Piracy is much, MUCH less of a collective music industry nightmare now than it was a decade ago, with the consensus being that streaming has replaced it for all but the keenest music pirates. We’ll avoid scaremongering with this news, but it’s worth thinking about: a new study by the UK’s Intellectual Property Office (IPO) suggests that the number of people using illegal sources to get music may be creeping back up again.
Here’s the data: the percentage of people surveyed by the IPO who said they’d used an illegal source for music in the last three months fell from 24% in 2015 to 20% in 2016, and then 18% in 2017. However, in 2018 it grew slightly to 19%, and now the latest report suggests in 2019 it grew again to 20%.

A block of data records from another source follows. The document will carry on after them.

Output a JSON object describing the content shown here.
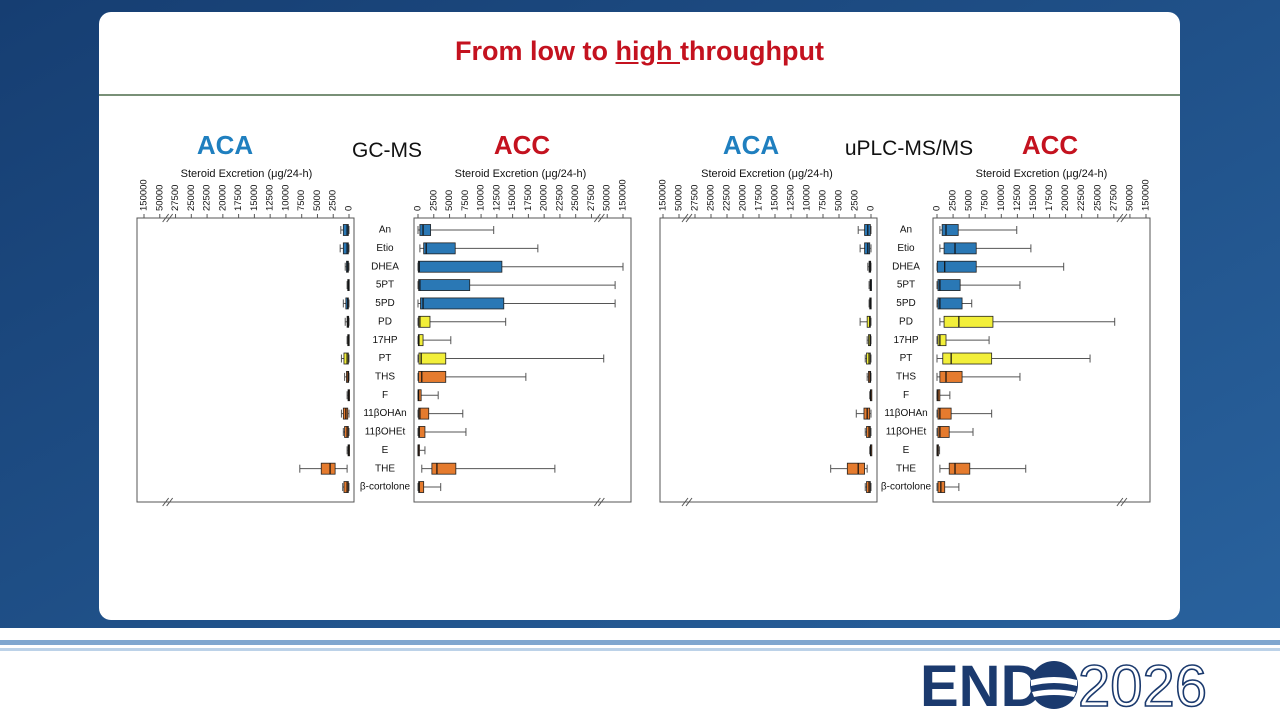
{
  "slide": {
    "title_parts": [
      "From low to ",
      "high ",
      "throughput"
    ],
    "methods": [
      "GC-MS",
      "uPLC-MS/MS"
    ],
    "logo_text": "END",
    "logo_year": "2026"
  },
  "chart_data": [
    {
      "type": "box",
      "title": "ACA",
      "xlabel": "Steroid Excretion (μg/24-h)",
      "reversed": true,
      "xlim": [
        0,
        150000
      ],
      "xticks": [
        0,
        2500,
        5000,
        7500,
        10000,
        12500,
        15000,
        17500,
        20000,
        22500,
        25000,
        27500,
        50000,
        150000
      ],
      "colors": [
        "#2a78b5",
        "#2a78b5",
        "#2a78b5",
        "#2a78b5",
        "#2a78b5",
        "#f2ef3a",
        "#f2ef3a",
        "#f2ef3a",
        "#e57b2e",
        "#e57b2e",
        "#e57b2e",
        "#e57b2e",
        "#e57b2e",
        "#e57b2e",
        "#e57b2e"
      ],
      "boxes": [
        {
          "min": 0,
          "q1": 100,
          "median": 300,
          "q3": 900,
          "max": 1300
        },
        {
          "min": 0,
          "q1": 100,
          "median": 300,
          "q3": 900,
          "max": 1400
        },
        {
          "min": 0,
          "q1": 100,
          "median": 200,
          "q3": 400,
          "max": 600
        },
        {
          "min": 0,
          "q1": 50,
          "median": 100,
          "q3": 200,
          "max": 300
        },
        {
          "min": 0,
          "q1": 100,
          "median": 200,
          "q3": 500,
          "max": 900
        },
        {
          "min": 0,
          "q1": 50,
          "median": 150,
          "q3": 300,
          "max": 600
        },
        {
          "min": 0,
          "q1": 50,
          "median": 100,
          "q3": 200,
          "max": 300
        },
        {
          "min": 0,
          "q1": 100,
          "median": 300,
          "q3": 800,
          "max": 1200
        },
        {
          "min": 0,
          "q1": 50,
          "median": 150,
          "q3": 400,
          "max": 700
        },
        {
          "min": 0,
          "q1": 20,
          "median": 50,
          "q3": 150,
          "max": 300
        },
        {
          "min": 0,
          "q1": 200,
          "median": 500,
          "q3": 900,
          "max": 1200
        },
        {
          "min": 0,
          "q1": 100,
          "median": 300,
          "q3": 700,
          "max": 900
        },
        {
          "min": 0,
          "q1": 20,
          "median": 50,
          "q3": 150,
          "max": 300
        },
        {
          "min": 300,
          "q1": 2200,
          "median": 3000,
          "q3": 4400,
          "max": 7800
        },
        {
          "min": 0,
          "q1": 100,
          "median": 300,
          "q3": 800,
          "max": 1000
        }
      ]
    },
    {
      "type": "box",
      "title": "ACC",
      "xlabel": "Steroid Excretion (μg/24-h)",
      "reversed": false,
      "xlim": [
        0,
        150000
      ],
      "xticks": [
        0,
        2500,
        5000,
        7500,
        10000,
        12500,
        15000,
        17500,
        20000,
        22500,
        25000,
        27500,
        50000,
        150000
      ],
      "categories": [
        "An",
        "Etio",
        "DHEA",
        "5PT",
        "5PD",
        "PD",
        "17HP",
        "PT",
        "THS",
        "F",
        "11βOHAn",
        "11βOHEt",
        "E",
        "THE",
        "β-cortolone"
      ],
      "colors": [
        "#2a78b5",
        "#2a78b5",
        "#2a78b5",
        "#2a78b5",
        "#2a78b5",
        "#f2ef3a",
        "#f2ef3a",
        "#f2ef3a",
        "#e57b2e",
        "#e57b2e",
        "#e57b2e",
        "#e57b2e",
        "#e57b2e",
        "#e57b2e",
        "#e57b2e"
      ],
      "boxes": [
        {
          "min": 0,
          "q1": 300,
          "median": 800,
          "q3": 2000,
          "max": 12000
        },
        {
          "min": 300,
          "q1": 900,
          "median": 1300,
          "q3": 5900,
          "max": 19000
        },
        {
          "min": 0,
          "q1": 50,
          "median": 200,
          "q3": 13300,
          "max": 150000
        },
        {
          "min": 0,
          "q1": 100,
          "median": 300,
          "q3": 8200,
          "max": 100000
        },
        {
          "min": 0,
          "q1": 400,
          "median": 800,
          "q3": 13600,
          "max": 100000
        },
        {
          "min": 0,
          "q1": 100,
          "median": 300,
          "q3": 1900,
          "max": 13900
        },
        {
          "min": 0,
          "q1": 50,
          "median": 150,
          "q3": 800,
          "max": 5200
        },
        {
          "min": 0,
          "q1": 150,
          "median": 500,
          "q3": 4400,
          "max": 45000
        },
        {
          "min": 0,
          "q1": 100,
          "median": 600,
          "q3": 4400,
          "max": 17100
        },
        {
          "min": 0,
          "q1": 0,
          "median": 100,
          "q3": 500,
          "max": 3200
        },
        {
          "min": 0,
          "q1": 100,
          "median": 300,
          "q3": 1700,
          "max": 7100
        },
        {
          "min": 0,
          "q1": 100,
          "median": 200,
          "q3": 1100,
          "max": 7600
        },
        {
          "min": 0,
          "q1": 0,
          "median": 50,
          "q3": 150,
          "max": 1100
        },
        {
          "min": 600,
          "q1": 2200,
          "median": 3000,
          "q3": 6000,
          "max": 21700
        },
        {
          "min": 0,
          "q1": 100,
          "median": 200,
          "q3": 900,
          "max": 3600
        }
      ]
    },
    {
      "type": "box",
      "title": "ACA",
      "xlabel": "Steroid Excretion (μg/24-h)",
      "reversed": true,
      "xlim": [
        0,
        150000
      ],
      "xticks": [
        0,
        2500,
        5000,
        7500,
        10000,
        12500,
        15000,
        17500,
        20000,
        22500,
        25000,
        27500,
        50000,
        150000
      ],
      "colors": [
        "#2a78b5",
        "#2a78b5",
        "#2a78b5",
        "#2a78b5",
        "#2a78b5",
        "#f2ef3a",
        "#f2ef3a",
        "#f2ef3a",
        "#e57b2e",
        "#e57b2e",
        "#e57b2e",
        "#e57b2e",
        "#e57b2e",
        "#e57b2e",
        "#e57b2e"
      ],
      "boxes": [
        {
          "min": 0,
          "q1": 100,
          "median": 500,
          "q3": 1000,
          "max": 2000
        },
        {
          "min": 0,
          "q1": 200,
          "median": 500,
          "q3": 1000,
          "max": 1700
        },
        {
          "min": 0,
          "q1": 50,
          "median": 150,
          "q3": 300,
          "max": 500
        },
        {
          "min": 0,
          "q1": 20,
          "median": 50,
          "q3": 150,
          "max": 300
        },
        {
          "min": 0,
          "q1": 50,
          "median": 100,
          "q3": 200,
          "max": 300
        },
        {
          "min": 0,
          "q1": 100,
          "median": 200,
          "q3": 600,
          "max": 1700
        },
        {
          "min": 0,
          "q1": 50,
          "median": 150,
          "q3": 400,
          "max": 600
        },
        {
          "min": 0,
          "q1": 100,
          "median": 300,
          "q3": 700,
          "max": 900
        },
        {
          "min": 0,
          "q1": 50,
          "median": 150,
          "q3": 400,
          "max": 600
        },
        {
          "min": 0,
          "q1": 20,
          "median": 50,
          "q3": 100,
          "max": 200
        },
        {
          "min": 0,
          "q1": 200,
          "median": 600,
          "q3": 1100,
          "max": 2300
        },
        {
          "min": 0,
          "q1": 100,
          "median": 300,
          "q3": 700,
          "max": 900
        },
        {
          "min": 0,
          "q1": 20,
          "median": 50,
          "q3": 100,
          "max": 200
        },
        {
          "min": 600,
          "q1": 1000,
          "median": 2000,
          "q3": 3700,
          "max": 6300
        },
        {
          "min": 0,
          "q1": 100,
          "median": 300,
          "q3": 700,
          "max": 900
        }
      ]
    },
    {
      "type": "box",
      "title": "ACC",
      "xlabel": "Steroid Excretion (μg/24-h)",
      "reversed": false,
      "xlim": [
        0,
        150000
      ],
      "xticks": [
        0,
        2500,
        5000,
        7500,
        10000,
        12500,
        15000,
        17500,
        20000,
        22500,
        25000,
        27500,
        50000,
        150000
      ],
      "categories": [
        "An",
        "Etio",
        "DHEA",
        "5PT",
        "5PD",
        "PD",
        "17HP",
        "PT",
        "THS",
        "F",
        "11βOHAn",
        "11βOHEt",
        "E",
        "THE",
        "β-cortolone"
      ],
      "colors": [
        "#2a78b5",
        "#2a78b5",
        "#2a78b5",
        "#2a78b5",
        "#2a78b5",
        "#f2ef3a",
        "#f2ef3a",
        "#f2ef3a",
        "#e57b2e",
        "#e57b2e",
        "#e57b2e",
        "#e57b2e",
        "#e57b2e",
        "#e57b2e",
        "#e57b2e"
      ],
      "boxes": [
        {
          "min": 450,
          "q1": 800,
          "median": 1400,
          "q3": 3300,
          "max": 12400
        },
        {
          "min": 450,
          "q1": 1100,
          "median": 2800,
          "q3": 6100,
          "max": 14600
        },
        {
          "min": 0,
          "q1": 50,
          "median": 1200,
          "q3": 6100,
          "max": 19700
        },
        {
          "min": 0,
          "q1": 150,
          "median": 450,
          "q3": 3600,
          "max": 12900
        },
        {
          "min": 0,
          "q1": 150,
          "median": 450,
          "q3": 3900,
          "max": 5400
        },
        {
          "min": 450,
          "q1": 1100,
          "median": 3400,
          "q3": 8700,
          "max": 28700
        },
        {
          "min": 0,
          "q1": 150,
          "median": 450,
          "q3": 1400,
          "max": 8100
        },
        {
          "min": 0,
          "q1": 900,
          "median": 2200,
          "q3": 8500,
          "max": 23800
        },
        {
          "min": 0,
          "q1": 450,
          "median": 1400,
          "q3": 3900,
          "max": 12900
        },
        {
          "min": 0,
          "q1": 0,
          "median": 150,
          "q3": 450,
          "max": 2000
        },
        {
          "min": 0,
          "q1": 150,
          "median": 450,
          "q3": 2200,
          "max": 8500
        },
        {
          "min": 0,
          "q1": 150,
          "median": 450,
          "q3": 1900,
          "max": 5600
        },
        {
          "min": 0,
          "q1": 0,
          "median": 50,
          "q3": 200,
          "max": 400
        },
        {
          "min": 450,
          "q1": 1900,
          "median": 2800,
          "q3": 5100,
          "max": 13800
        },
        {
          "min": 0,
          "q1": 150,
          "median": 600,
          "q3": 1200,
          "max": 3400
        }
      ]
    }
  ]
}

Other industries have more to worry about – the percentage using illegal sources for films grew from 19% in 2018 to 27% in 2019, while the percentage for e-publishing vaulted from 11% to 35%. On the plus side, the percentage of people using only illegal sources for music fell from 11% in 2018 to 2% in 2019 – this is the real hardcore rump of pirates now.
The percentage of people using a mix of legal and illegal sources grew from 7% to 17%, which does suggest a migration of former piracy-only music listeners towards more legal climes. Other, wider-than-the-UK studies (like this one from the IFPI and this one from the EU) suggest that music piracy’s bigger trend is still a decline.